A recent study found that smog caused by coal consumption was responsible for 670,000 deaths in China in 2012, and the central government this week announced carbon emission caps on the steel and cement industries.

Security has also been extra tight in the city ahead of the APEC summit. As has been the case in the past, measures to keep dissidents out of the spotlight are part of the heightened security package. High-profile human rights activist Hu Jia told AFP that the restrictions he’s faced this time around are “worse than prison”:

The measures imposed on dissidents ahead of the Asia-Pacific Economic Cooperation (APEC) gathering that starts on Monday are the worst since a smothering security clampdown for the 2008 Beijing Olympics, said activist Hu Jia.

Hu has campaigned on environmental and HIV-related causes, among others, and was previously jailed for three years on subversion charges.

He has since intermittently been under house arrest, with his latest confinement coming after he voiced support for pro-democracy protests in the southern Chinese city of Hong Kong.

“The restrictions I’ve faced under house arrest during APEC are worse than when I was in prison,” he said. “At least then I had the right to see my family and loved ones.” [Source]

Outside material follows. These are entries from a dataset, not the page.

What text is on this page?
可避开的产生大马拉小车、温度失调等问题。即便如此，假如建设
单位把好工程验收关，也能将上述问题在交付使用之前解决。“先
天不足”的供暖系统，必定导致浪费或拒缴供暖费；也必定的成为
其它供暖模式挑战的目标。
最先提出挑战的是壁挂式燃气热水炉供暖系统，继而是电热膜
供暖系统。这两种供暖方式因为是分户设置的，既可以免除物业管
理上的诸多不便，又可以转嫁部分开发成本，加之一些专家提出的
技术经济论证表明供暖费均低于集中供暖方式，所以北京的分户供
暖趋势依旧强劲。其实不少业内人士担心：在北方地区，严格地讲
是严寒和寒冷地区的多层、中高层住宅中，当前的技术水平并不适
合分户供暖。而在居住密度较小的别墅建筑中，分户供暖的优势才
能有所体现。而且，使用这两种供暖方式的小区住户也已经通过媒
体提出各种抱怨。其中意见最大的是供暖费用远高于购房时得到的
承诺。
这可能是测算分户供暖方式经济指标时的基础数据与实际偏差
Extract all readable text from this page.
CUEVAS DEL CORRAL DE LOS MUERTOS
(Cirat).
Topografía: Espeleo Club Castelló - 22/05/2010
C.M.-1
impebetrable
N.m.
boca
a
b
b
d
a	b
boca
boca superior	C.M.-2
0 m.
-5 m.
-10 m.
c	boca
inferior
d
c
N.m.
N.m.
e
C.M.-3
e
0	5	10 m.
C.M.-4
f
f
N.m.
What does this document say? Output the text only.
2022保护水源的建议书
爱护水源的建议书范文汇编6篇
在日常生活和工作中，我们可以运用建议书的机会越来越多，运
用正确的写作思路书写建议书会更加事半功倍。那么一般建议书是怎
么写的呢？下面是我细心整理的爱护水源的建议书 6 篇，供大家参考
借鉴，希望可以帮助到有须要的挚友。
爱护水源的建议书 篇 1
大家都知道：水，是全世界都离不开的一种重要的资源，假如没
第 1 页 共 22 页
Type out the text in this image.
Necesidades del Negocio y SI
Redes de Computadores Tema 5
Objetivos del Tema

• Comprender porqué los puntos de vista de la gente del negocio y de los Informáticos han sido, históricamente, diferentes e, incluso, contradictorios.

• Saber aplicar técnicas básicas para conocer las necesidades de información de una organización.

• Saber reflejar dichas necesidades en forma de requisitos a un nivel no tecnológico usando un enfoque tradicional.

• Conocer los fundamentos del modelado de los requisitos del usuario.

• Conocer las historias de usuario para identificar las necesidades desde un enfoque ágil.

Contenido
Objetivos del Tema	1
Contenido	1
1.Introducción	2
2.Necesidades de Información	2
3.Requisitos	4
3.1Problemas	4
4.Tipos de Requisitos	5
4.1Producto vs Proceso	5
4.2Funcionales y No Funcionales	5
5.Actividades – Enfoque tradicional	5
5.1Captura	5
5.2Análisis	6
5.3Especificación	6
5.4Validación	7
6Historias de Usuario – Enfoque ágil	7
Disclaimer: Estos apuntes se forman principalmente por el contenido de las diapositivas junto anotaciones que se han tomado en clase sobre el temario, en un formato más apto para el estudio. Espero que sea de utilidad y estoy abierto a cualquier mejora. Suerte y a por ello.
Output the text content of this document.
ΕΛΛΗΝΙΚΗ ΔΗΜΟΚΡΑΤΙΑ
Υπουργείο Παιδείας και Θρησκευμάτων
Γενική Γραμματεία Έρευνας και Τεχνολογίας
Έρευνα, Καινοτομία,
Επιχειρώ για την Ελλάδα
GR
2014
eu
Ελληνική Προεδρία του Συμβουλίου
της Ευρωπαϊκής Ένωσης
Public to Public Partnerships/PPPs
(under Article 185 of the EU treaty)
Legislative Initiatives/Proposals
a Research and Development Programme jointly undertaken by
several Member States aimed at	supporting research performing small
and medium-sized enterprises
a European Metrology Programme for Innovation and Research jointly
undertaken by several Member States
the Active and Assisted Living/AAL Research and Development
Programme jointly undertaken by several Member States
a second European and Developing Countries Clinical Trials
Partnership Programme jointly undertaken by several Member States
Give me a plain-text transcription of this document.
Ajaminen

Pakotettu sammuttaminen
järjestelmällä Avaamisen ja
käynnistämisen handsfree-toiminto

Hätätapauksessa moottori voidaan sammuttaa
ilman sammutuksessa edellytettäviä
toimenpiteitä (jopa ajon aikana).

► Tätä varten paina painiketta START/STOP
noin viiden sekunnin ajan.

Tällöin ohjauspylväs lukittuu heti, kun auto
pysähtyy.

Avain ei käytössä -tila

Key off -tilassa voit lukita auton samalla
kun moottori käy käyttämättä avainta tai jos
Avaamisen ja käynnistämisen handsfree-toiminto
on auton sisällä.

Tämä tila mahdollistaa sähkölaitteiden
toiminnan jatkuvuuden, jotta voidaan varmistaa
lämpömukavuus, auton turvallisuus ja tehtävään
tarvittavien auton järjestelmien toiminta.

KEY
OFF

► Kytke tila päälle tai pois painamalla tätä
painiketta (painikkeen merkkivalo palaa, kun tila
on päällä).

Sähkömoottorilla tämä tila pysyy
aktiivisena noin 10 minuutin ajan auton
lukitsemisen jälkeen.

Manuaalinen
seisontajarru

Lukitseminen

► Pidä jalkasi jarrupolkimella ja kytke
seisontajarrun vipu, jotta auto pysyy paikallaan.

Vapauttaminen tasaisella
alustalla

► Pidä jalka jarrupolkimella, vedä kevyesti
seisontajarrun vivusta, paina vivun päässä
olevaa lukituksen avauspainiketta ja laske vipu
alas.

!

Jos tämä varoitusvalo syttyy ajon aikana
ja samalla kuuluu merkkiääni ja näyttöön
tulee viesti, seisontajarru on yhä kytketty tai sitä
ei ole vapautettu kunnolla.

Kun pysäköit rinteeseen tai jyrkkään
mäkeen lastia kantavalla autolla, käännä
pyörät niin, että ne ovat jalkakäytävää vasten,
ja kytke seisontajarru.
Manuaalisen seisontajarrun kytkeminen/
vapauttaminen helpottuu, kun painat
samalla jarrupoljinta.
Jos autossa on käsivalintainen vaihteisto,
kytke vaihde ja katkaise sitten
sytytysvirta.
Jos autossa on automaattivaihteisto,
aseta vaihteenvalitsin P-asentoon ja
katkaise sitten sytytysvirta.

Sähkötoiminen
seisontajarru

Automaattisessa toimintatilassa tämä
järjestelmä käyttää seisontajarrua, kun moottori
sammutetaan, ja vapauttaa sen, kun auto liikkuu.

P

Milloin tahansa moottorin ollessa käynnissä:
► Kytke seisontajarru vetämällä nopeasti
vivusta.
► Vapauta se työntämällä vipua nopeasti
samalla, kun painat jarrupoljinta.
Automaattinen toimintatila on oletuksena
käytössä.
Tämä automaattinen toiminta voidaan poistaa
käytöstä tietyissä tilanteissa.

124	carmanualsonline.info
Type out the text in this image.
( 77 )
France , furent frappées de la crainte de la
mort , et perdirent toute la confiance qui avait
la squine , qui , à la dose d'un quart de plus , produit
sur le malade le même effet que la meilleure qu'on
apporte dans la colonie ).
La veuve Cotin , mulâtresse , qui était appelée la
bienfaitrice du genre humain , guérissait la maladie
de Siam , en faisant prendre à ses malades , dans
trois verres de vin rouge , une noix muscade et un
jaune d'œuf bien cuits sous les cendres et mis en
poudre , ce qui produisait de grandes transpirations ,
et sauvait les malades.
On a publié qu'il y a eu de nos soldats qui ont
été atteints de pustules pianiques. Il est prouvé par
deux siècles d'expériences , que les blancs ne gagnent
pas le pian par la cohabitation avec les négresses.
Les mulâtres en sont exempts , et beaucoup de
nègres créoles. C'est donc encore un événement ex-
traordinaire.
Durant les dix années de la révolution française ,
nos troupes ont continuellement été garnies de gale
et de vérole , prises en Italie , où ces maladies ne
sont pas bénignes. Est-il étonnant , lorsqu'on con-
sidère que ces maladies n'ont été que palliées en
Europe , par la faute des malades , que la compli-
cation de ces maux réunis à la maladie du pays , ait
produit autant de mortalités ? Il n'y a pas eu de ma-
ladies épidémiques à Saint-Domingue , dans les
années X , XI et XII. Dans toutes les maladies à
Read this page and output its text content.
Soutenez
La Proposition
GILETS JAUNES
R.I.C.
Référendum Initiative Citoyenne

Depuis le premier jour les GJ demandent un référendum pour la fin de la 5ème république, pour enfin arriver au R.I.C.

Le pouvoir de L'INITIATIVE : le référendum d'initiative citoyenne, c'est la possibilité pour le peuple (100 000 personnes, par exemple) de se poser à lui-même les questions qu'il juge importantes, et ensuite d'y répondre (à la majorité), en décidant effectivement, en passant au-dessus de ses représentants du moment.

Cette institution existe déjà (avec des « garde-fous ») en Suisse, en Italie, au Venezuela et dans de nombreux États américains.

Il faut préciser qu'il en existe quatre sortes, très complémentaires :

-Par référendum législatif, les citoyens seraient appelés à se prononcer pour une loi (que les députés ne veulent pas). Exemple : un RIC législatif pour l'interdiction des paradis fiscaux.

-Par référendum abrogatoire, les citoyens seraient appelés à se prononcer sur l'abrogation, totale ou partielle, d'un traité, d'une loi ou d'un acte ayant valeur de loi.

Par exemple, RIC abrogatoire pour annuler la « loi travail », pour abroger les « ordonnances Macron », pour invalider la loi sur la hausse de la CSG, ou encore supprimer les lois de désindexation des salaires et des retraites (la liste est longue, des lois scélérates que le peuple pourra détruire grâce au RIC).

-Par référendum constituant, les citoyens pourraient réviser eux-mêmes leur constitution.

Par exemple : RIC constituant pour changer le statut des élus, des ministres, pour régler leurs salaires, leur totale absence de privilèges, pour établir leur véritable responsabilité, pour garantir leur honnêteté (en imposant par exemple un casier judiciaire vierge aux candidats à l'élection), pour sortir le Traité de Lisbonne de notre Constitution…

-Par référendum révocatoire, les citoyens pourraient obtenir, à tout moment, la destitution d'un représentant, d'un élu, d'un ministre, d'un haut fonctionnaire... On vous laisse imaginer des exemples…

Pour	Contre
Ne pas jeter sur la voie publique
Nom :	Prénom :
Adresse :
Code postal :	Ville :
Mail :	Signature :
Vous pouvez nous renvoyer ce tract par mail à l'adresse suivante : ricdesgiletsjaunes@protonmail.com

Hu’s comments follow a White House statement expressing “deep concern” over China’s treatment of human rights activists. U.S. Secretary of State John Kerry arrived in Beijing today, and President Obama will be traveling to Beijing Monday, where he will engage in one-on-one talks with President Xi Jinping. The Washington Post reports that “the issue of human rights is not the centerpiece China has been planning for at the two-day APEC conference that begins Monday.”